= Cid Ricketts Sumner =

American novelist

Cid Ricketts Sumner (September 27, 1890 – October 15, 1970) was a novelist from the United States whose works inspired several Hollywood films. She also taught English at a Jackson, Mississippi, high school and French at Millsaps College.

Among Sumner's books is Tammy out of Time (1948), which inspired the Tammy film series and television series.

==Biography==
Sumner was born Bertha Louise Ricketts in Brookhaven, Mississippi on September 27, 1890. She was the daughter of Bertha Burnley and Robert Scott Ricketts. Her father was a professor at Millsaps College, and her mother and grandmother provided a homeschooled education for her. She later on received the nickname "Cid" from her parents because of her placid nature. She received a BS from Millsaps College in Jackson, Mississippi in 1909 and an MA from Columbia University in 1910. She continued postgraduate work at Columbia from 1910 to 1914, then enrolled in medical school at Cornell University. She attended only one year of medical school before marrying one of her professors, James B. Sumner, on July 10, 1915 and dropping out of school. They had four children and she focused on raising her children until they were old enough to go to school and handle themselves. It was at this point that she started writing her books. After her divorce with James, she taught English at a High School in Jackson, and taught French at Millsaps College, where her father taught and she also attended.
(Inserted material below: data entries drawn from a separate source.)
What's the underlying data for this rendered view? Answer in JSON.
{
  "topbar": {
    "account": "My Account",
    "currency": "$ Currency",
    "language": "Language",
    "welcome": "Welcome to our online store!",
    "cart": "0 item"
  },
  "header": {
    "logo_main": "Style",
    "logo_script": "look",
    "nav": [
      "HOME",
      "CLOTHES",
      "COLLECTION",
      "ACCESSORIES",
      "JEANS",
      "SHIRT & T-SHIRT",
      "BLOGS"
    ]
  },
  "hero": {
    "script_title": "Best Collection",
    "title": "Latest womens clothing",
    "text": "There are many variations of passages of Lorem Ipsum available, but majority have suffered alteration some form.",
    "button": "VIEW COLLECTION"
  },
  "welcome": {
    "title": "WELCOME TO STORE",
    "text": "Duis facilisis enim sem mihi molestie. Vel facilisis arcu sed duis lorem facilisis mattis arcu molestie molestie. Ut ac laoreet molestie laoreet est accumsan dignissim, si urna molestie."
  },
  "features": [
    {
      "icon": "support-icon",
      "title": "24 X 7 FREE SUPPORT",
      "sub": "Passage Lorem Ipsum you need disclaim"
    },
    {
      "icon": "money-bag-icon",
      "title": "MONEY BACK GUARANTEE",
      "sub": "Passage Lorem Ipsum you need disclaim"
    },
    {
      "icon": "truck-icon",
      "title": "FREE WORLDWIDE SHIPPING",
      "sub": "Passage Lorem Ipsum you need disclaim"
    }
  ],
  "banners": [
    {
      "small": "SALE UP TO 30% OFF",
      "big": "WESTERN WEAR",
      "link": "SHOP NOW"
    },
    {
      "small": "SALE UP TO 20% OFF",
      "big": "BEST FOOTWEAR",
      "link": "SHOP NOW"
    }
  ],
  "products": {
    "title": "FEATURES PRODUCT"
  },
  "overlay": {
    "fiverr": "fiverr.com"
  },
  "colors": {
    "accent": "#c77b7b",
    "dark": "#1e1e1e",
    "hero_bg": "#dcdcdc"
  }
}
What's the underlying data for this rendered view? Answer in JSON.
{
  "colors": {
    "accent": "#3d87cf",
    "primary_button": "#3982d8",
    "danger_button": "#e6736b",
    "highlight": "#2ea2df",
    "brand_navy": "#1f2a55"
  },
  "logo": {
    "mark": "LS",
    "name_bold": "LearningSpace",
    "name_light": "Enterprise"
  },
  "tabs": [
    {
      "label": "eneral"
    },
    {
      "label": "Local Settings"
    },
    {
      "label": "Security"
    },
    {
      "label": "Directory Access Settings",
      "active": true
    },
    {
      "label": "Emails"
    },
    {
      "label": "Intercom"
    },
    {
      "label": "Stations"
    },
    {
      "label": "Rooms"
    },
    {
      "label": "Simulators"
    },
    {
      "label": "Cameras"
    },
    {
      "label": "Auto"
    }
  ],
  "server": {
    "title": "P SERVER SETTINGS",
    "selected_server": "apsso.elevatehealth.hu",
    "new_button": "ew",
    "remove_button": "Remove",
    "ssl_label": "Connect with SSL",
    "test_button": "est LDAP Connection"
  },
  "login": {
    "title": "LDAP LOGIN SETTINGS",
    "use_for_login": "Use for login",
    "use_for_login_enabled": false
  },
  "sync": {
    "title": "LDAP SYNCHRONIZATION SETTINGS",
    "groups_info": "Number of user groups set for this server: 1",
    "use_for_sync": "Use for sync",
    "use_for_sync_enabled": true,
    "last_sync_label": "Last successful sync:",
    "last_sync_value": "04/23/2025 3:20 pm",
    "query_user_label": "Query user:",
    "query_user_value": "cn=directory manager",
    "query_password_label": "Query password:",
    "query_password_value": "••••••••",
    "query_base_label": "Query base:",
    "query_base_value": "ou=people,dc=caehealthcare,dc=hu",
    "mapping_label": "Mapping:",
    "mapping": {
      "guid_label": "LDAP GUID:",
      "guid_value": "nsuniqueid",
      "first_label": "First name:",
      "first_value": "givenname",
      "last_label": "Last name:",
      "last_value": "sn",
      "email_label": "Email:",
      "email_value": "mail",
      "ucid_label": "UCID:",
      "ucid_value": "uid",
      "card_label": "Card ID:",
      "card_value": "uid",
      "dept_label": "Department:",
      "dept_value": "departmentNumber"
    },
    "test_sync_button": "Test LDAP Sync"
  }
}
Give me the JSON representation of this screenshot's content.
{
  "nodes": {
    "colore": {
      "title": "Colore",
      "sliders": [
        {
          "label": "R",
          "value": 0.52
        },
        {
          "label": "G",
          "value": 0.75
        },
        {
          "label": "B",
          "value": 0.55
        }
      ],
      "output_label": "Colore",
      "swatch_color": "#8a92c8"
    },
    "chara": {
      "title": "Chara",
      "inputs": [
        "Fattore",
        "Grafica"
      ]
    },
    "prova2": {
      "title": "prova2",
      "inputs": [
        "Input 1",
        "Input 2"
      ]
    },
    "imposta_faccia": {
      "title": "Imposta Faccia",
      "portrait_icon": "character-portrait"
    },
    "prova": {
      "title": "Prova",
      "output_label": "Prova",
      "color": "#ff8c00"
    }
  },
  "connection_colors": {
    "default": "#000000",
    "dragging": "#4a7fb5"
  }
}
Her first novel, Ann Singleton, was published in 1938, but it was not very popular. Sumner's career took off when her second book, Quality, was published in 1946. A novel that opposed segregation, it was about a light-skinned black woman, who could pass as a white woman, practiced as a nurse up North, fell in love with a white man, and moved back South. The theme was very controversial, and the story was adapted into the 1949 film Pinky, starring Jeanne Crain. The story caused so many disputes that some southern theaters refused to play it because of its progressive nature a decade before the Civil Rights Movement. The film is "often referred to as one of Hollywood's first interracial films", according to the Mississippi Encyclopedia.

===Tammy series===
Her third book is probably her most well known novel. Tammy out of Time, was published in 1948. This novel was adapted to film in 1957 in Tammy and the Bachelor, starring Debbie Reynolds. The book was so popular that Ricketts wrote two more novels based on this one (Tammy Tell Me True, in 1959 and Tammy in Rome in 1965) and three more films were also released (Tammy Tell Me True in 1961 and Tammy and the Doctor in 1963, starring Sandra Dee, and Tammy and the Millionaire in 1967 starring Debbie Watson). There was also a short-lived 1965 TV series, Tammy, inspired by the films. Modak-Truran says that "The first thing that comes to mind when I think of movies adapted from novels by Cid Ricketts Sumner is a romantic comedy featuring a cuddly Mississippi-bred cutie-pie who is head over heels in love with the perfect bachelor". Towards the end of her life, she wrote more non-fiction books that were centered around her experiences while traveling different parts of the world. Several of these movies were on top 50 lists along with their songs.

===Other novels===
Sumner published eight other novels: But the Morning Will Come (1949), Sudden Glory (1951), The Hornbeam Tree (1953), Traveler in the Wilderness (1957), View from the Hill (1957), Christmas Gift (1959), Withdraw Thy Foot (1964), and Saddle Your Dreams (1964)—as well as a number of short stories.

===Non-fiction===
In 1955, Sumner joined the Eggert-Hatch river expedition, the purpose of which was to make the last films of the Green and Colorado River canyons before construction began on Flaming Gorge and Glen Canyon dams. She was the only female member of the expedition. She applied to be a member after reading an ad placed by Charles Eggert in the personals column of the Saturday Review, and was accepted after she proved to Charles Eggert that she could stand up to the rigors of the river expedition. She was not allowed to float through Cataract Canyon on the Colorado, as Don Hatch, the head boatman, felt that it was too dangerous, but she rejoined the party at Hite, Utah, and floated all the way through to Lees Ferry, Arizona, where the first leg of the expedition ended. When the journey resumed the next year for the section through the Grand Canyon, she did not return. Sumner wrote a book about her journey called Traveler in the Wilderness, published by Harper in 1957.

===Later life and murder===
After her writing career, she moved up North, living the rest of her life mostly in New York or Massachusetts. Sumner died violently, being bludgeoned to death at the age of 80 in Duxbury, Massachusetts by her grandson, John R. Cutler, who was charged with her murder.